Co-Chair Stoltze asked if the member would be a consumer or
a provider. Co-Chair Hawker stated a provider.
Representative Doogan asked if the voting membership will
change from 10 to 11. Ms. Liccioli responded that Senator
Olson was willing to go with the will of the committee.
Co-Chair Stoltze removed his objection. Conceptual
amendment 1 was adopted.
7:29:33 PM
WILLIAM HOGAN, COMMISSIONER, DEPARTMENT OF HEALTH AND
SOCIAL SERVICES discussed the fiscal note, $500 thousand.
He commented that the federal Medicaid claiming required
$165 thousand. He noted that the money will fund an
executive director, support staff and allow for analysis
needed to implement certain aspects of health care reform.

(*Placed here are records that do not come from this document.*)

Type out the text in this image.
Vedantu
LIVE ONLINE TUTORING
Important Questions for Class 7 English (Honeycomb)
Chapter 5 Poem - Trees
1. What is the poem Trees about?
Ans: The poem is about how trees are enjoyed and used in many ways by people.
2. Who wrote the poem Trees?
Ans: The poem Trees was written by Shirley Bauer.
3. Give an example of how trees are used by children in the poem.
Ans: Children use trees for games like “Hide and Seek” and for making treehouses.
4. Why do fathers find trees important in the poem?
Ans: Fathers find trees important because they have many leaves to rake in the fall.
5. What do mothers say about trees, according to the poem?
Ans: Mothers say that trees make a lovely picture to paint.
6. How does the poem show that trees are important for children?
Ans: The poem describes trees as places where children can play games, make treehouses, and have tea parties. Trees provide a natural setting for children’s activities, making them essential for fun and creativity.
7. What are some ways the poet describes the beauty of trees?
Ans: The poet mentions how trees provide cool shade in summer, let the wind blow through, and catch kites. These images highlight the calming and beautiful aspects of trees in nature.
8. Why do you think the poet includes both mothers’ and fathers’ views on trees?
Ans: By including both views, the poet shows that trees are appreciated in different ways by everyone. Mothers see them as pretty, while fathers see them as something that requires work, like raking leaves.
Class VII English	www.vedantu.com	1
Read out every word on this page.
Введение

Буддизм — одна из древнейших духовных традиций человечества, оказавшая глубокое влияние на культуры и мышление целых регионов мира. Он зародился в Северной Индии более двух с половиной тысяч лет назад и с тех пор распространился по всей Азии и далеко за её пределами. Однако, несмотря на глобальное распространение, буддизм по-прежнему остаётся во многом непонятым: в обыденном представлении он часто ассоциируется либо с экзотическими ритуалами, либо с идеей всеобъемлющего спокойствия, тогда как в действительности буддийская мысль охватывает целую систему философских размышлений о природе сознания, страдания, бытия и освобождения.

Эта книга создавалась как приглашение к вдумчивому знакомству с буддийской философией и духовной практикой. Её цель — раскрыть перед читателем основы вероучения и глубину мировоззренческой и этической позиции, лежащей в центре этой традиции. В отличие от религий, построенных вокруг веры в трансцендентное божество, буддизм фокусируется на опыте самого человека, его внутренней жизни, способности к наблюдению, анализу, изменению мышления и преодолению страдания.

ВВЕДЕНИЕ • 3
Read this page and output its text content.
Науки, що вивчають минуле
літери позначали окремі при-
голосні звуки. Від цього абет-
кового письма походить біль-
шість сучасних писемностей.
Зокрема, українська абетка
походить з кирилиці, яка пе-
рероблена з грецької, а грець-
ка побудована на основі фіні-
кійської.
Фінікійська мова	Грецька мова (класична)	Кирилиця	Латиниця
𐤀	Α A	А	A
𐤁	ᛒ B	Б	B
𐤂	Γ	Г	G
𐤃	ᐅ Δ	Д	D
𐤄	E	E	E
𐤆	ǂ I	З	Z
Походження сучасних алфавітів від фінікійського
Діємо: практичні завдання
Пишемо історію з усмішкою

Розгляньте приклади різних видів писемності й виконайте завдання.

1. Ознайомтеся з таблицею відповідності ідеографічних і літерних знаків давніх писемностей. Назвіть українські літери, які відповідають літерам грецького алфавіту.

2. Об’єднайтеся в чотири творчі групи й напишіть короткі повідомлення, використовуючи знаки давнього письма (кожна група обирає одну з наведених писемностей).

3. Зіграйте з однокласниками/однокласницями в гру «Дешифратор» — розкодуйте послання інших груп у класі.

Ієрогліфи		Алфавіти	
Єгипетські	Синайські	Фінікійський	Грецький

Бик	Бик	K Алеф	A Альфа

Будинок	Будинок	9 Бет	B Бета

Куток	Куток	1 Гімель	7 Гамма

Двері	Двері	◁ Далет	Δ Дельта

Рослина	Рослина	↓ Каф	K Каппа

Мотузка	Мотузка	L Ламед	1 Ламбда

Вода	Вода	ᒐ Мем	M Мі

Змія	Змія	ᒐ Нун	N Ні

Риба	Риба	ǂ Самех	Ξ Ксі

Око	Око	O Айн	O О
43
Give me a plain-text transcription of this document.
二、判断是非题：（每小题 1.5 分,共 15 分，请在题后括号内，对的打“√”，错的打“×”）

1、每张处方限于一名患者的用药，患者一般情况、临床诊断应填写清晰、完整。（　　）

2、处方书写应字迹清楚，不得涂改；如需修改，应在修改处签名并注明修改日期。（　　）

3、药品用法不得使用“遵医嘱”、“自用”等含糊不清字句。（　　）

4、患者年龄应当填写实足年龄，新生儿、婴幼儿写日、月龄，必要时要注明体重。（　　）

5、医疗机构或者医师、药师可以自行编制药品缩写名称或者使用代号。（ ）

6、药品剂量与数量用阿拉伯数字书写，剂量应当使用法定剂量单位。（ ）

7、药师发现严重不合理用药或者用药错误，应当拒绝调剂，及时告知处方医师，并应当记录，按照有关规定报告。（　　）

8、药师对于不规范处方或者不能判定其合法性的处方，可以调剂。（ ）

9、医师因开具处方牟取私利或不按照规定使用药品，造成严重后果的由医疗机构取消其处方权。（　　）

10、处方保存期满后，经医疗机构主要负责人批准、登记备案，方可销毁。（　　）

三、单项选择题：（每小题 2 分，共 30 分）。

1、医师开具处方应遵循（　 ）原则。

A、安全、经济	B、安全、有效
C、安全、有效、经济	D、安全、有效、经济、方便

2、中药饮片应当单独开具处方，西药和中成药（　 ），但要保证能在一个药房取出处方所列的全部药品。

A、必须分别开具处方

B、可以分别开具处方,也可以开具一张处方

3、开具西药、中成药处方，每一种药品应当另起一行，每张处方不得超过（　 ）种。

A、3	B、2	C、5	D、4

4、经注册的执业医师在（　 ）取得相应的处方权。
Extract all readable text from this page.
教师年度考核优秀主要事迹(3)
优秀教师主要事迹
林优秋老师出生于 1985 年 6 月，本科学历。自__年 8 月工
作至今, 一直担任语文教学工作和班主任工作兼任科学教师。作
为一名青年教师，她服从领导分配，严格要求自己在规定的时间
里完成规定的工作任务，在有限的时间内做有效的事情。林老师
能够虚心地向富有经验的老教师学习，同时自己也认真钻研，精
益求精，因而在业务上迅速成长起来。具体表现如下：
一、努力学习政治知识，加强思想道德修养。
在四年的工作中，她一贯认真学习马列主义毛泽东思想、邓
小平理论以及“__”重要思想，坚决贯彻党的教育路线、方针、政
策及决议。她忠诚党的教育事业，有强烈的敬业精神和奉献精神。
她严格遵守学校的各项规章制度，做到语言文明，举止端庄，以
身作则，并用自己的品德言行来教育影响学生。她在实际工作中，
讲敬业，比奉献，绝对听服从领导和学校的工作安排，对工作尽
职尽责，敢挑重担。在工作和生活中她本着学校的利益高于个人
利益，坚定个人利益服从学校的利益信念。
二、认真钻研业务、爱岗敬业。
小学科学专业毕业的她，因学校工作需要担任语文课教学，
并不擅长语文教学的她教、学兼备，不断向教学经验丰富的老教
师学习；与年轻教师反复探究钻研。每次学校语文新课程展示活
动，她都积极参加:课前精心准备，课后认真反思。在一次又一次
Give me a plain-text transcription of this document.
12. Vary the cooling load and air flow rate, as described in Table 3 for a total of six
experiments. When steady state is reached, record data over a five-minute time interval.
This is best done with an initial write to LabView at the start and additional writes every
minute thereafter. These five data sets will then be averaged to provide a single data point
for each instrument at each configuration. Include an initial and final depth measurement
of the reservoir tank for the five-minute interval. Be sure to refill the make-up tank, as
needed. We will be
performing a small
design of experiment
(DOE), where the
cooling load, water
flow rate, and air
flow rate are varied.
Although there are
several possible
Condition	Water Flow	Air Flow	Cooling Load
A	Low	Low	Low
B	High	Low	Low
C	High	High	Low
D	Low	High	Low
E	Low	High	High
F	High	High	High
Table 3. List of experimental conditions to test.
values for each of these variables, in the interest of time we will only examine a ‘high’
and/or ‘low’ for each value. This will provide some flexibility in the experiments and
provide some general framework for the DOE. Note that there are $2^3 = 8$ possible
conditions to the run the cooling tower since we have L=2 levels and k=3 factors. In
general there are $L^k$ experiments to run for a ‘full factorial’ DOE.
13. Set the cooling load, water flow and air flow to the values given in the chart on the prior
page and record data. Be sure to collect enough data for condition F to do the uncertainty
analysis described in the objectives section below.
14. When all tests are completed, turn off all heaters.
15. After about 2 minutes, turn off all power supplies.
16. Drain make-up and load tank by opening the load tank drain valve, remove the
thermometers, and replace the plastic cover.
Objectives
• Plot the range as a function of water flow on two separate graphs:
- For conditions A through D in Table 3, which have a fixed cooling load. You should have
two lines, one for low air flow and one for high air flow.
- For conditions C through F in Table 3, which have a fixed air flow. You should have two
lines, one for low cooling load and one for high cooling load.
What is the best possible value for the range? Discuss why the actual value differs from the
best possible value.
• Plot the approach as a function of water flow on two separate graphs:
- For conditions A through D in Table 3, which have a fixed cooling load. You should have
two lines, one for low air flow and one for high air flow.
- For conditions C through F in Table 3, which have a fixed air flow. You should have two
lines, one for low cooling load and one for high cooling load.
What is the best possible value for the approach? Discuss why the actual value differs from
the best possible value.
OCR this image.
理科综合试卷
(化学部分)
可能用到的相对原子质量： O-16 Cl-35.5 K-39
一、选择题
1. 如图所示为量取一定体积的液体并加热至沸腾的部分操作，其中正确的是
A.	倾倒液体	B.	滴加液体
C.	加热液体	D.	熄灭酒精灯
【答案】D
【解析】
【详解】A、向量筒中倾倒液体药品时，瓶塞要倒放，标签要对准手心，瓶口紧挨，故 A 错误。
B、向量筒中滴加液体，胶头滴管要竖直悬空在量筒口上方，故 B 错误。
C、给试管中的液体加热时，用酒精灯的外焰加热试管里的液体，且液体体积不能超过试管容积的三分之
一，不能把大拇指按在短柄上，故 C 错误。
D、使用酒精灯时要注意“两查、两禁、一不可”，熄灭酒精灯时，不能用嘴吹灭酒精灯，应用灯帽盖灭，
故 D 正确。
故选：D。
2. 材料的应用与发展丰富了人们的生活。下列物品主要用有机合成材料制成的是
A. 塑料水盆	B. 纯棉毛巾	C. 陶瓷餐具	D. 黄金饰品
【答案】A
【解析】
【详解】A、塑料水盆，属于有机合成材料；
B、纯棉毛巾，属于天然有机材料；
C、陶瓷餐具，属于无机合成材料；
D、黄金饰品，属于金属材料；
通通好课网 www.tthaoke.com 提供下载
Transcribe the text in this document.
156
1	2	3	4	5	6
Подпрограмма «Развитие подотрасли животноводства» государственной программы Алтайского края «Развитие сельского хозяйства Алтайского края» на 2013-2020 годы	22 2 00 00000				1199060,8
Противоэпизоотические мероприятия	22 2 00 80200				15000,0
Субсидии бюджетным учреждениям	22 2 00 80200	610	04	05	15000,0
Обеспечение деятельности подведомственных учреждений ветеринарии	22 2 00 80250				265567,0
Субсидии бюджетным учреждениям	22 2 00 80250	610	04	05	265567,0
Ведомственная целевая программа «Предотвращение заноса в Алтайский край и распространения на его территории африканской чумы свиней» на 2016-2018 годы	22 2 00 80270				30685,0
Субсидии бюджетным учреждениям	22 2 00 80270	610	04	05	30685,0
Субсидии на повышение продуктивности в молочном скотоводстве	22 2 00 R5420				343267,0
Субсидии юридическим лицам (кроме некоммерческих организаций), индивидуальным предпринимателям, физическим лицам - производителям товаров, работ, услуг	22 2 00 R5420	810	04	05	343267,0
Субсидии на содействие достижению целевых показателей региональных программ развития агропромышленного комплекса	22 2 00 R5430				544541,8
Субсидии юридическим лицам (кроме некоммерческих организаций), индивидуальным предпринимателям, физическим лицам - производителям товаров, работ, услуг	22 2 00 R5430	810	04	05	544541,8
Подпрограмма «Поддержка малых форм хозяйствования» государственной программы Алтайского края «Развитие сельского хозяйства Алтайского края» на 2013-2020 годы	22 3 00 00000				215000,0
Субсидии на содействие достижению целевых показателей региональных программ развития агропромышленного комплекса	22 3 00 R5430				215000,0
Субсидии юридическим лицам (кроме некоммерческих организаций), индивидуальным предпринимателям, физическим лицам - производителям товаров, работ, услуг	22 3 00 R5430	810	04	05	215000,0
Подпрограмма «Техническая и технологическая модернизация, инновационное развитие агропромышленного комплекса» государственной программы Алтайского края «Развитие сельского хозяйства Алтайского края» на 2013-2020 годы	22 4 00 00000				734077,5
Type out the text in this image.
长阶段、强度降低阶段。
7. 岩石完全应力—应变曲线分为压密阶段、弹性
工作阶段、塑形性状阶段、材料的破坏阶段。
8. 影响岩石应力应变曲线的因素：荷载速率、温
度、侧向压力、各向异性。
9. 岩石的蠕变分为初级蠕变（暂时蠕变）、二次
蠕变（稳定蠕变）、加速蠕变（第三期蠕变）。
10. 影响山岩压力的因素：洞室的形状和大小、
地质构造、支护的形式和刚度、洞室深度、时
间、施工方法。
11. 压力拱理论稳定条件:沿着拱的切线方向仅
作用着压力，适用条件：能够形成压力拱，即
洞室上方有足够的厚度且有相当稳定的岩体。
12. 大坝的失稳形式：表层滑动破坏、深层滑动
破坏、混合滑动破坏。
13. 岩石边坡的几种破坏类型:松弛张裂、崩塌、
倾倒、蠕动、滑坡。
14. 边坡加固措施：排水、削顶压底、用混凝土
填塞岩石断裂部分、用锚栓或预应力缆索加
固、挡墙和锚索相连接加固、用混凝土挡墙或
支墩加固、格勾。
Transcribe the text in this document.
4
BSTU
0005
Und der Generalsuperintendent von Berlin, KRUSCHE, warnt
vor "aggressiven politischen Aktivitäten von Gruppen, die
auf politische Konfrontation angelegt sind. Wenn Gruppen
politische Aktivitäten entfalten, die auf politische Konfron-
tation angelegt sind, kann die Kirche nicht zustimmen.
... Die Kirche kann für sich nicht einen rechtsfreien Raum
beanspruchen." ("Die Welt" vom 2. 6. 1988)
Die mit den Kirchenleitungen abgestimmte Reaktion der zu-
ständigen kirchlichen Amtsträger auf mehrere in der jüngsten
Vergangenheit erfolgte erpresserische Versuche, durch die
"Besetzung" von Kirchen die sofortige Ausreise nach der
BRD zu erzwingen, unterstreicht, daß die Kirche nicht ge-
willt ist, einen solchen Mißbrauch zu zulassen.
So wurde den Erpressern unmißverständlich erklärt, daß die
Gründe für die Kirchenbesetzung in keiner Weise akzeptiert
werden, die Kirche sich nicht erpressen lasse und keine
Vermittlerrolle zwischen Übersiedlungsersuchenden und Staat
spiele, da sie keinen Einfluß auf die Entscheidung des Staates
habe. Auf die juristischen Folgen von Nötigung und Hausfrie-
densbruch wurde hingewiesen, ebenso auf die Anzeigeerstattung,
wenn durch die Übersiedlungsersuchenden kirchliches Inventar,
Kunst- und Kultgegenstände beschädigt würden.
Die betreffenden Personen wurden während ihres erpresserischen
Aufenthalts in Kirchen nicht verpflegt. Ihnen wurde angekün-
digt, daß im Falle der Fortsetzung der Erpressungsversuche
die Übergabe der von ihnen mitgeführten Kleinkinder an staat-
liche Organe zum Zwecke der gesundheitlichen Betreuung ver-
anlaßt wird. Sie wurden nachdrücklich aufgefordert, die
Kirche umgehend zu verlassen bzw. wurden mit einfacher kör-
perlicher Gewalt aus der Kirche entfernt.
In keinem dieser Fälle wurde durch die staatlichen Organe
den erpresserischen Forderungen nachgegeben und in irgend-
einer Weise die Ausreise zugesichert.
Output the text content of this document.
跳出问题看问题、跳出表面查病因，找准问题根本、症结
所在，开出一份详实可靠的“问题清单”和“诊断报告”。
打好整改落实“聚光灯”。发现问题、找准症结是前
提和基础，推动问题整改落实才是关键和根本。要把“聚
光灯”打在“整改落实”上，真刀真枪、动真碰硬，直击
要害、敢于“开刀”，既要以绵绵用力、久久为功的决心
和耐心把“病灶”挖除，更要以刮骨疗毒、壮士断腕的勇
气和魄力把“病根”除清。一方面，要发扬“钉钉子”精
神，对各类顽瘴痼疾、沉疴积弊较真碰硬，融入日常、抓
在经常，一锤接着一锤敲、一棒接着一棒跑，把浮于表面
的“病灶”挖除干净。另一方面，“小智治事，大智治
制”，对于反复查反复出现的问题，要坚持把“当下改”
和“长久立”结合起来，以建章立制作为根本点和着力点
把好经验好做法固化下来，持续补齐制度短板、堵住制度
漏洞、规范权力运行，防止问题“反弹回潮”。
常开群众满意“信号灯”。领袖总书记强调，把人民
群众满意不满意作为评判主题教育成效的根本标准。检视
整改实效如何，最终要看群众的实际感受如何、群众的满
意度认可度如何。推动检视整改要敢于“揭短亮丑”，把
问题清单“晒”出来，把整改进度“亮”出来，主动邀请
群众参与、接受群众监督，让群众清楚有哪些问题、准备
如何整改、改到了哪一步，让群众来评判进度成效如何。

Co-Chair Hawker recalled that the first proposed fiscal
note was substantially larger. Commissioner Hogan responded
that the department analyzed various methods of cost
savings.
Co-Chair Hawker MOVED to report HCS CSSB 172(FIN) out of
Committee with individual recommendations and the
accompanying fiscal note. There being NO OBJECTION, it was
so ordered.
HCS CSSB 172(FIN) was REPORTED out of Committee with a "do
pass" recommendation and with attached new fiscal note by
the Department of Health and Social Services.
Co-Chair Hawker thanked the aides of the department.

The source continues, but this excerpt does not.